Da der Futterkorb relativ schnell leer gefuttert wird und hier nur eine Futterwolke entsteht.
Ist ungefähr so als ob man mit den Kürbiskernplatten anfüttert nur nicht so groß.


----------



## Angelkay (30. November 2014)

*AW: Drehbank?*

gibt es bis jetzt schon etwas neues von der Dreherfront?

schönen ersten Advent


----------



## Angelkay (9. Dezember 2014)

*AW: Drehbank?*

immer noch nichts neues, schade


----------



## Denni_Lo (9. Dezember 2014)

*AW: Drehbank?*

http://fion.ru/handmade/8091

Einfacher geht es nicht. Statt zu pressen wie ein wilder, benutz die Microwelle.


----------



## Cormoraner (9. Dezember 2014)

*AW: Drehbank?*

Wie funktioniert das, kann mir das jemand erklären? Mikrowelle hört sich sehr interessant und und auch die Theorie ist höchst interessant.


----------



## Denni_Lo (10. Dezember 2014)

*AW: Drehbank?*

Öhm, Futtermischung in die Kolbenpresse aus den Spritzen rein, zusammenpressen, etwas entspannen, rein in die Microwelle, erhitzen, rausholen, nachpressen, abwarten und abkühlen, rausholen und FERTIG.

In Russland und Ungarn werden diese Pressen als Sets verkauft, meist auf Angelmessen oder Angelmärkten. Trotzdem braucht man eine Presse oä Vorrichtung da man nur die Kolben, Stempel und Hülsen kriegt.

Hier ein Video was die Herstellung dieser Presslinge zeigt:
https://www.youtube.com/watch?v=7yqhvDImTro

Der Futterpressling hat den Vorteil zu groß zu sein um einzeln verschlungen zu werden. Abhängig von der Größe des Presslings versteht sich. Ein Waller zieht sich das ganze Gebilde inkl Presse ohne weiteres rein.

Presskuchen aus der Ölherstellung sind vom Prinzip nichts anderes, nur werden diese in D kaum vermarktet bzw man kommt eher schlecht ran da die Bauern diese meist aufkaufen. Ich meine die fertigen Kuchen, nicht die Mixe die man noch selbst pressen muß.

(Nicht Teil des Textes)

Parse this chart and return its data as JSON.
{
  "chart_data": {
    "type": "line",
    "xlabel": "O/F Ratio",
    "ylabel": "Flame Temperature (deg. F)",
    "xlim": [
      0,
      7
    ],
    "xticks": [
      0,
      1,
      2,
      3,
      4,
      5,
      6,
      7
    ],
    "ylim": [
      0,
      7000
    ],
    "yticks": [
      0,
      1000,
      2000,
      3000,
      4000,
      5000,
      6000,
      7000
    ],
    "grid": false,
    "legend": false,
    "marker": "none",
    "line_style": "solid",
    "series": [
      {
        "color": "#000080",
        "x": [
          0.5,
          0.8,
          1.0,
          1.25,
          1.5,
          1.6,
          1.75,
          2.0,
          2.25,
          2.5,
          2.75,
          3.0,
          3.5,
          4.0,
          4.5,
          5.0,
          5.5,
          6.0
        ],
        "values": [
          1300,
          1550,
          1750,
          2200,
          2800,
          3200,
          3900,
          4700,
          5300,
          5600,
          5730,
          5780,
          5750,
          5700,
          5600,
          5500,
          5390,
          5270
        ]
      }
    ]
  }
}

Durch das verwenden von feinem Mehlen und Druck wird ein Granulat erzeugt was eine hohe Härte im Vergleich zu einem normallen Futterbalen aufweist. Ergo kein zerfallen aber stätige Abgabe von kleinen "Planktonpartikeln", daher auch die Bezeichnung Technoplankton. Bevorzugt für das Angeln auf Silberkarpfen eingesetzt.

Hier mal ein Praxisbeispiel mit Bildern und Video:
http://fishingkalina.ru/fish/lovlya-tolstolobika/lovlya-tolstolobika-na-texnoplankton.html

@Admins und Mods: die gezeigten Viodeos und Bilder sind nicht mein Eigentum, ich verdiene damit kein Geld und bewerbe nichts. Die verlinkten Seiten sollen ausschließlich der Erkilärung und Verständniss Erleichterung dienen.


----------



## BigDaddy68 (10. Dezember 2014)

*AW: Drehbank?*

wenn ich das richtig sehe , dann verwenden die Jungs fertige Futtermischungen / Lockfutter  zum pressen - korrekt ?


----------



## Denni_Lo (11. Dezember 2014)

*AW: Drehbank?*



BigDaddy68 schrieb:


> wenn ich das richtig sehe , dann verwenden die Jungs fertige Futtermischungen / Lockfutter  zum pressen - korrekt ?



Es gibt wie auch in D fertige Mischungen zu kaufen, aber es gibt auch genügend Rezepte im Netz dazu.

Ursprung der Presslinge und der Montage auf Silberkarpfen war wohl Ungarn.


----------



## Angelkay (17. Dezember 2014)

*AW: Drehbank?*

Das mit der Mikrowelle hat ich schon probiert, es funktioniert ist aber nicht das gleiche Ergebnis.
Durch die Hitze der Mikrowelle verkleben die Bestandteile zu stark.

Leider hat sich bis dato nix weiter getan, na ja ich werde wohl weiter warten müssen.


----------



## Denni_Lo (28. Dezember 2014)

*AW: Drehbank?*

Kauf es atm bei 123 deines


----------



## Angelkay (2. Januar 2015)

*AW: Drehbank?*

und unter was oder welchen Namen finde ich das?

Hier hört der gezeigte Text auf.